Eighteenth Sunday in Ordinary Time – Cycle C
Reflecting on Luke 12: 13-21
So, the summer project—which is the same project I’ve had for the twenty-five years we’ve lived in our house—is to finally organize the thousands of pictures and letters I’ve saved through the years. After an agonizing month I finally transferred all my stuff from the garage, to the porch, and now, yes, to the living room.
We can’t eat at the table because it’s covered with my grade-school report cards. Ugh. Why on earth have they traveled with me all these years? And why, I wonder, is the picture of the family of the unnamed hired help at my grandfather’s dairy sitting where the dinner plate should be?

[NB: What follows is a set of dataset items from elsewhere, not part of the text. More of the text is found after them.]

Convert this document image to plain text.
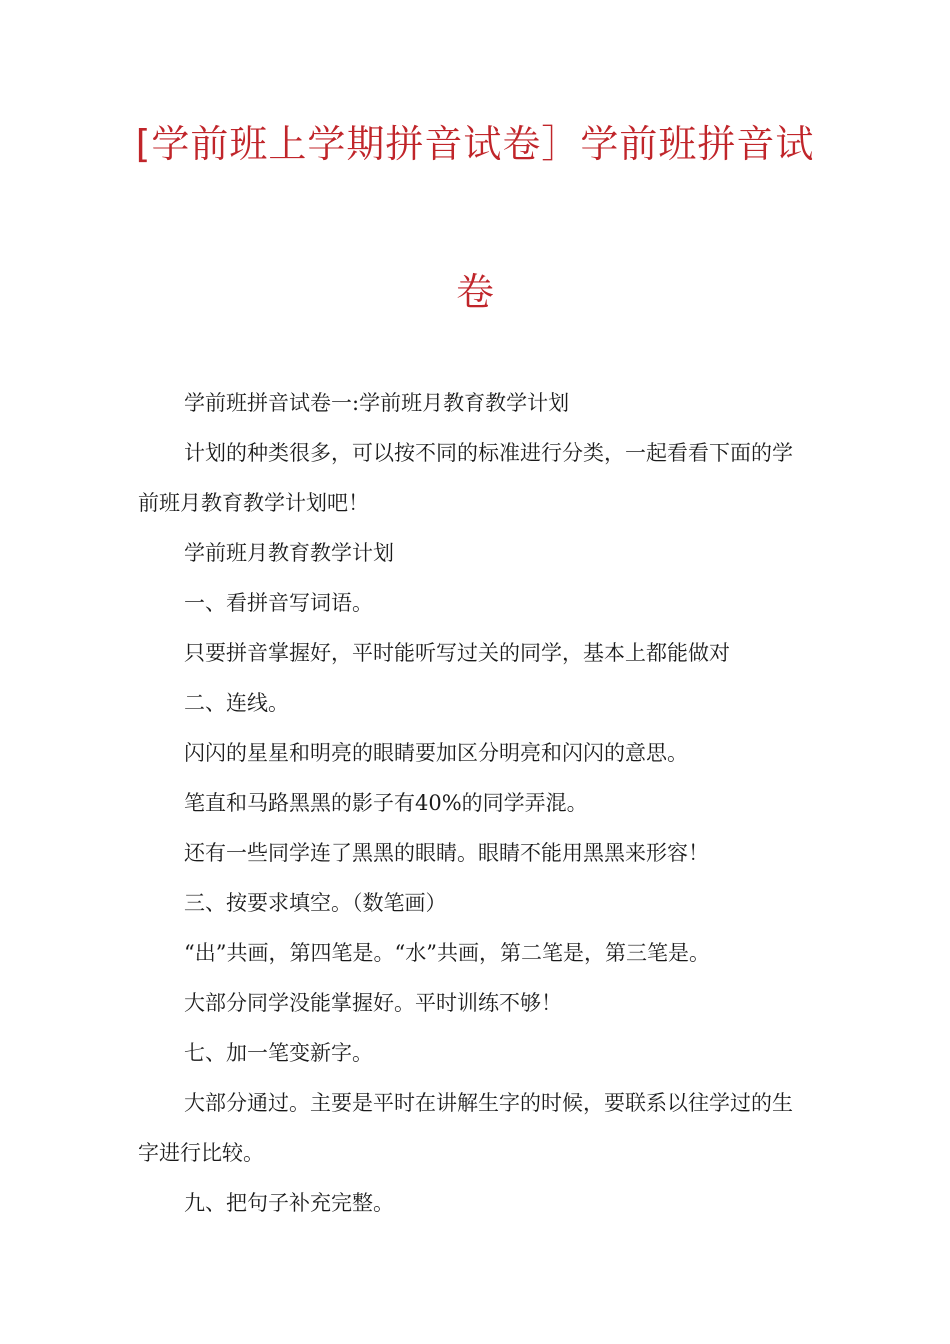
[学前班上学期拼音试卷］学前班拼音试
卷

学前班拼音试卷一:学前班月教育教学计划

计划的种类很多，可以按不同的标准进行分类，一起看看下面的学前班月教育教学计划吧！

学前班月教育教学计划

一、看拼音写词语。

只要拼音掌握好，平时能听写过关的同学，基本上都能做对

二、连线。

闪闪的星星和明亮的眼睛要加区分明亮和闪闪的意思。

笔直和马路黑黑的影子有40%的同学弄混。

还有一些同学连了黑黑的眼睛。眼睛不能用黑黑来形容！

三、按要求填空。（数笔画）

“出”共画，第四笔是。“水”共画，第二笔是，第三笔是。

大部分同学没能掌握好。平时训练不够！

七、加一笔变新字。

大部分通过。主要是平时在讲解生字的时候，要联系以往学过的生字进行比较。

九、把句子补充完整。
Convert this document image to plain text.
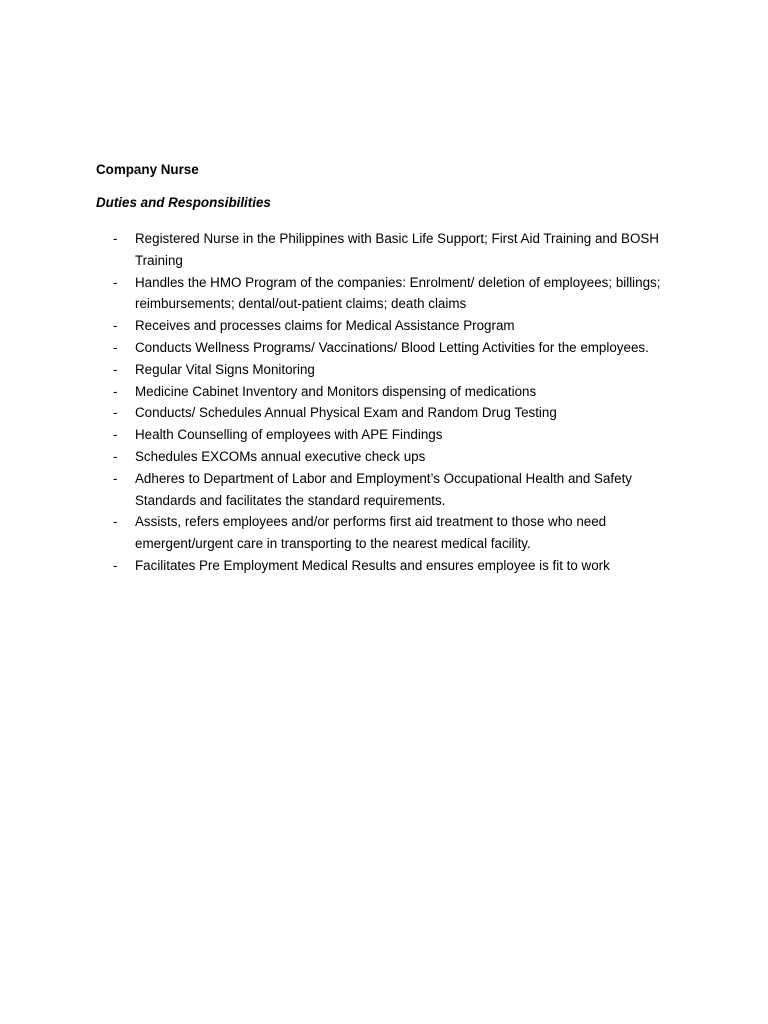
Company Nurse
Duties and Responsibilities
- Registered Nurse in the Philippines with Basic Life Support; First Aid Training and BOSH Training
- Handles the HMO Program of the companies: Enrolment/ deletion of employees; billings; reimbursements; dental/out-patient claims; death claims
- Receives and processes claims for Medical Assistance Program
- Conducts Wellness Programs/ Vaccinations/ Blood Letting Activities for the employees.
- Regular Vital Signs Monitoring
- Medicine Cabinet Inventory and Monitors dispensing of medications
- Conducts/ Schedules Annual Physical Exam and Random Drug Testing
- Health Counselling of employees with APE Findings
- Schedules EXCOMs annual executive check ups
- Adheres to Department of Labor and Employment’s Occupational Health and Safety Standards and facilitates the standard requirements.
- Assists, refers employees and/or performs first aid treatment to those who need emergent/urgent care in transporting to the nearest medical facility.
- Facilitates Pre Employment Medical Results and ensures employee is fit to work
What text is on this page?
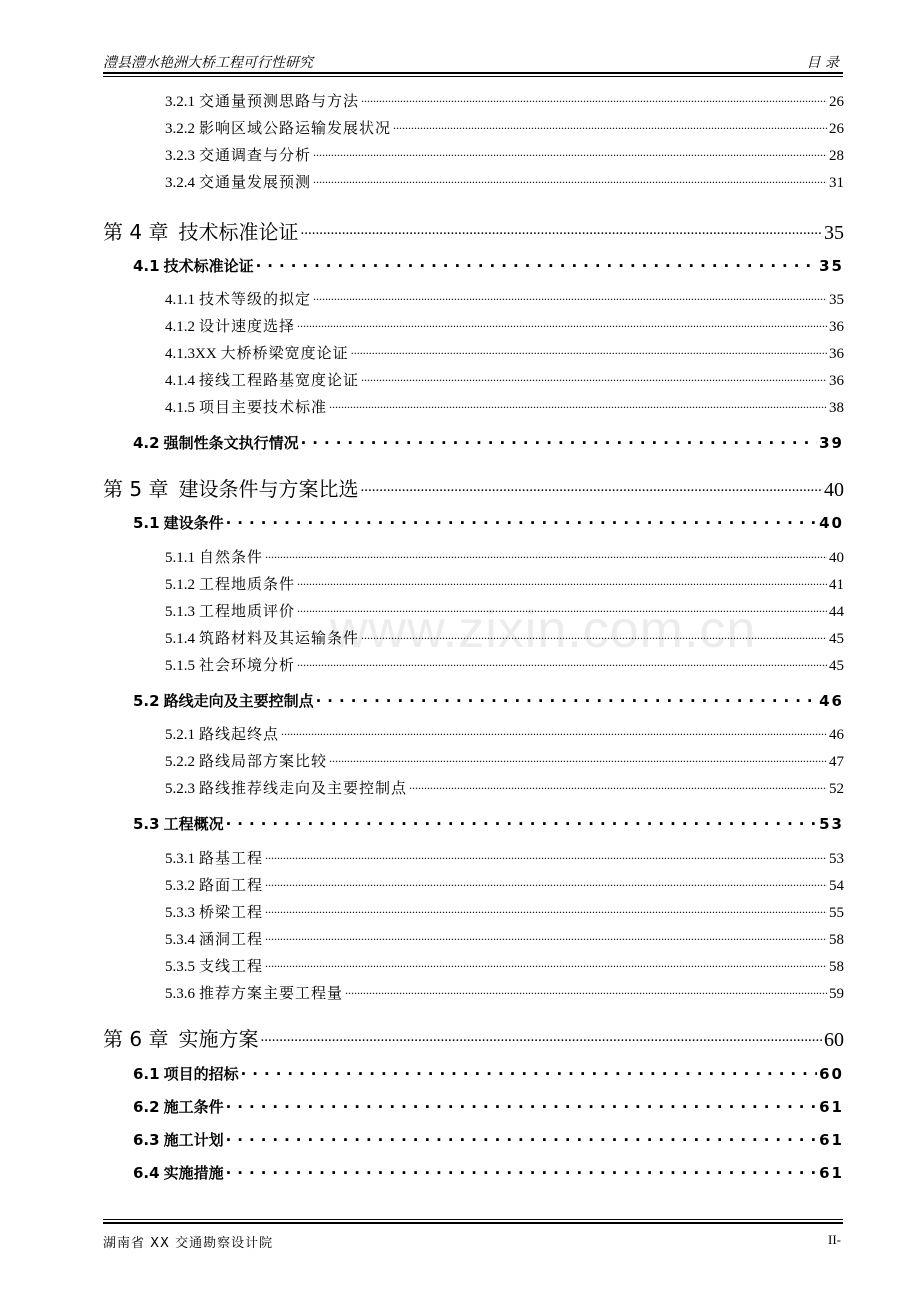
澧县澧水艳洲大桥工程可行性研究	目 录
www.zixin.com.cn
3.2.1 交通量预测思路与方法 .....	26
3.2.2 影响区域公路运输发展状况 .....	26
3.2.3 交通调查与分析 .....	28
3.2.4 交通量发展预测 .....	31
第 4 章 技术标准论证 .....	35
4.1 技术标准论证 .....	35
4.1.1 技术等级的拟定 .....	35
4.1.2 设计速度选择 .....	36
4.1.3XX 大桥桥梁宽度论证 .....	36
4.1.4 接线工程路基宽度论证 .....	36
4.1.5 项目主要技术标准 .....	38
4.2 强制性条文执行情况 .....	39
第 5 章 建设条件与方案比选 .....	40
5.1 建设条件 .....	40
5.1.1 自然条件 .....	40
5.1.2 工程地质条件 .....	41
5.1.3 工程地质评价 .....	44
5.1.4 筑路材料及其运输条件 .....	45
5.1.5 社会环境分析 .....	45
5.2 路线走向及主要控制点 .....	46
5.2.1 路线起终点 .....	46
5.2.2 路线局部方案比较 .....	47
5.2.3 路线推荐线走向及主要控制点 .....	52
5.3 工程概况 .....	53
5.3.1 路基工程 .....	53
5.3.2 路面工程 .....	54
5.3.3 桥梁工程 .....	55
5.3.4 涵洞工程 .....	58
5.3.5 支线工程 .....	58
5.3.6 推荐方案主要工程量 .....	59
第 6 章 实施方案 .....	60
6.1 项目的招标 .....	60
6.2 施工条件 .....	61
6.3 施工计划 .....	61
6.4 实施措施 .....	61
湖南省 XX 交通勘察设计院	II-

Sentimentality, said Kafka, is giving something more attention than God gives it. I cringe when I imagine the nameless mother in that ancient picture somehow walking into our living room today and seeing the picture of her family one hundred years ago and saying, “Are you kidding me? THIS picture is more important to you than your present life? Even I didn’t keep that picture, and I actually know who those people are.”
What if this very night my life were demanded of me? I know without a doubt that stuff would be shoveled into the recycle bin in a heartbeat. The table would be cleared, and set with my beautiful china (which brings me such joy in my real life), and all my family and friends would gather around it. We would sing, and laugh, and pray, and eat! And I would die in peace, finally rid of the stuff that was keeping from being rich in the ways that matter to God.
What “treasures” do you store that are keeping you from real happiness?